Tidak mengherankan bahwa meningkatnya pertikaian mengenai batas wilayah merupakan dampak perubahan itu. Ketika Kesultanan Banten masih berkuasa di Lampung, kalaupun ada pertikaian seperti itu, utusan-utusan Sultan diperintahkan untuk menyelesaikannya secara mufakat. Dengan batas marga diubah dan dihilangkan, tak ada orang yang berwewenang menyelesaikan soal-soal itu sehingga sengketa-sengketa pertanahan yang berkepanjangan tak terhindari.

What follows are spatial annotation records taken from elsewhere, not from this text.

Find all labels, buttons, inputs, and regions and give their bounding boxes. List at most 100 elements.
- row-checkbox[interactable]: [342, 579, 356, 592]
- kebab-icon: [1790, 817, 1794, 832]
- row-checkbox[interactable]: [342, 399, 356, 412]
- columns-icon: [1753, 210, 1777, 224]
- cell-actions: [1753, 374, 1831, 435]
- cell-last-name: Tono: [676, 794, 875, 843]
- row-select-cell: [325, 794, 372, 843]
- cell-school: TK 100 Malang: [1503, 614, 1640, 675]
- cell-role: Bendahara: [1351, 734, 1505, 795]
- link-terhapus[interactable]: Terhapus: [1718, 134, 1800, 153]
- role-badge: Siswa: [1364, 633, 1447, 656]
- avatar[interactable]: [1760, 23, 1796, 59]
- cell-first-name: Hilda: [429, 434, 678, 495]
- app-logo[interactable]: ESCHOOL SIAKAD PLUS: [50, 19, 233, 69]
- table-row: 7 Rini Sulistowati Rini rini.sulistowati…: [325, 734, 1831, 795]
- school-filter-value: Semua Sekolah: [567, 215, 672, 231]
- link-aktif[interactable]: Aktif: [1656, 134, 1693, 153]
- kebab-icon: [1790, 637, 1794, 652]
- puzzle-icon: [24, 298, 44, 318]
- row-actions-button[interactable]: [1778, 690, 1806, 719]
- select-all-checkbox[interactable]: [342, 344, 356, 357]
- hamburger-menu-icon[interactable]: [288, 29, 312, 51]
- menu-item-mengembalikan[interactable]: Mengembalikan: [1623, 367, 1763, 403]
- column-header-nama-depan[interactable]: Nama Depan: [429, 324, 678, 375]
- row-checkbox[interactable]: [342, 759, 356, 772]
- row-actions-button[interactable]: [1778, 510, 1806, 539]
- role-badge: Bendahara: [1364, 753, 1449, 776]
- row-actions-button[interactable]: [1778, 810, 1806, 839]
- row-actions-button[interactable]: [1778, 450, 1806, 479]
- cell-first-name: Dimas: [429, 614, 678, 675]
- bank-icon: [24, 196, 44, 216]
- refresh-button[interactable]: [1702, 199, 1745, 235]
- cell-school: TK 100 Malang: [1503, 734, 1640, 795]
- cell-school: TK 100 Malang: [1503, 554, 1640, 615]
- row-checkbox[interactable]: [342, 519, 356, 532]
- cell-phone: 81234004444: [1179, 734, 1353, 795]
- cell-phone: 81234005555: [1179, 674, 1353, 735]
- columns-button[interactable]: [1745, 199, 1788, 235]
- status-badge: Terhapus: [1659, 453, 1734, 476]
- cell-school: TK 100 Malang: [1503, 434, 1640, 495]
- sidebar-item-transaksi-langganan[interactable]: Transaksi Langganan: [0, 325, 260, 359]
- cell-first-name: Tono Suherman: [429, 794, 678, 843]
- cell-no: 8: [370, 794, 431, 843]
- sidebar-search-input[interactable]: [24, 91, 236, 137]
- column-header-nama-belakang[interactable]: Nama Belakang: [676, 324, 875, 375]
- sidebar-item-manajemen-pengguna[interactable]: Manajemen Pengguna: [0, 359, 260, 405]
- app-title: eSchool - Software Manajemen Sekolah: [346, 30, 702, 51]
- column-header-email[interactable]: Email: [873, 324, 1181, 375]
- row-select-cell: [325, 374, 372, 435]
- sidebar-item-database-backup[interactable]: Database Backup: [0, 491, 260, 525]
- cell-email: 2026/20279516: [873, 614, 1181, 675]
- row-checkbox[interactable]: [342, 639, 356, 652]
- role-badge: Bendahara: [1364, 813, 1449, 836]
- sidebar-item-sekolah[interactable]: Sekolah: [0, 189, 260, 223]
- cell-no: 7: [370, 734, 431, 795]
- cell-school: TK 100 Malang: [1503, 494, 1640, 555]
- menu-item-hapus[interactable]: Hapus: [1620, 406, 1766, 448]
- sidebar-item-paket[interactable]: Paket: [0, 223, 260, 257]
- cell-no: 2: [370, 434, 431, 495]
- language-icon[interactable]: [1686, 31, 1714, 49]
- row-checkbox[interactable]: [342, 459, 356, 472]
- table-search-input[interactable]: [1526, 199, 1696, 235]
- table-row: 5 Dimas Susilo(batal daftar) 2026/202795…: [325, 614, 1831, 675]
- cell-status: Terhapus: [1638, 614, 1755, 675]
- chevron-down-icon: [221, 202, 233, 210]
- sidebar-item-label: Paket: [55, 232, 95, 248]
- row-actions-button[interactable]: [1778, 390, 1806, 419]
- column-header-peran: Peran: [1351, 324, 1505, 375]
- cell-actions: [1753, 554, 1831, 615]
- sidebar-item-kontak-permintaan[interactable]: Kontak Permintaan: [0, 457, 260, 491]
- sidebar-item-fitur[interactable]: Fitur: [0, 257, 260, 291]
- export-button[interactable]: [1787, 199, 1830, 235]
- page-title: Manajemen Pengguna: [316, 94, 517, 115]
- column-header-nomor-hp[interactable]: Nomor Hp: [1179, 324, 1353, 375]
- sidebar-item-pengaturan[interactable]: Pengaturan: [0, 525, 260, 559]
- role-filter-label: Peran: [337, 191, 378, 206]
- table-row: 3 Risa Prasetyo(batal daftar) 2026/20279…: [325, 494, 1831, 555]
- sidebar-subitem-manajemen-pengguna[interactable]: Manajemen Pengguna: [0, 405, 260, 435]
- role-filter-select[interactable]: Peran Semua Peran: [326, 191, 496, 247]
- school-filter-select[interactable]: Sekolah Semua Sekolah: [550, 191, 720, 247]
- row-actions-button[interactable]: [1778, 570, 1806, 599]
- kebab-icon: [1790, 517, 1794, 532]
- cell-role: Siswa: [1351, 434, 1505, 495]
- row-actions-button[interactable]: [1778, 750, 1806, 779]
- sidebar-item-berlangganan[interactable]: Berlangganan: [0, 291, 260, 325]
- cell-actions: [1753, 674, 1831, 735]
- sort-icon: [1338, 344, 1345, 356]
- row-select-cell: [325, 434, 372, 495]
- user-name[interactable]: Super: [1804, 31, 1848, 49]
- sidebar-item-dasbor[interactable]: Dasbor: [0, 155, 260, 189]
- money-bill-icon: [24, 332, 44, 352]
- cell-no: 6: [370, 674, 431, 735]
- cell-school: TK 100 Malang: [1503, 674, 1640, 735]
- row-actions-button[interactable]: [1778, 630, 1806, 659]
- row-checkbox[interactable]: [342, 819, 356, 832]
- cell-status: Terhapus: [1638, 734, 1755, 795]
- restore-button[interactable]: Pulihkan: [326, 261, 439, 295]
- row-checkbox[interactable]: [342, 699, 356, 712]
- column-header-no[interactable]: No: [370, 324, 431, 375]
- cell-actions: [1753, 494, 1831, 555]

Sejak 1857, kekuasaan para kepala marga dalam soal-soal hukum adat juga dikurangi. Koloniaale Verslag 1858 dan 1859 menyatakan bahwa pegawai Pemerintah Hindia Belanda akan menyelesaikan segala kasus hukum “dengan baik, cepat, dan tanpa biaya.” Koloniaale Verslag 1880 bahkan menyatakan: “penyelesaian masalah dengan hukum adat sudah menjadi bagian dari sejarah.” Dalam kenyataan, kasus-kasus pertikaian, perselisihan dan persengketaan berkaitan dengan adat masih diselesaikan tanpa campur-tangan pemerintah jajahan.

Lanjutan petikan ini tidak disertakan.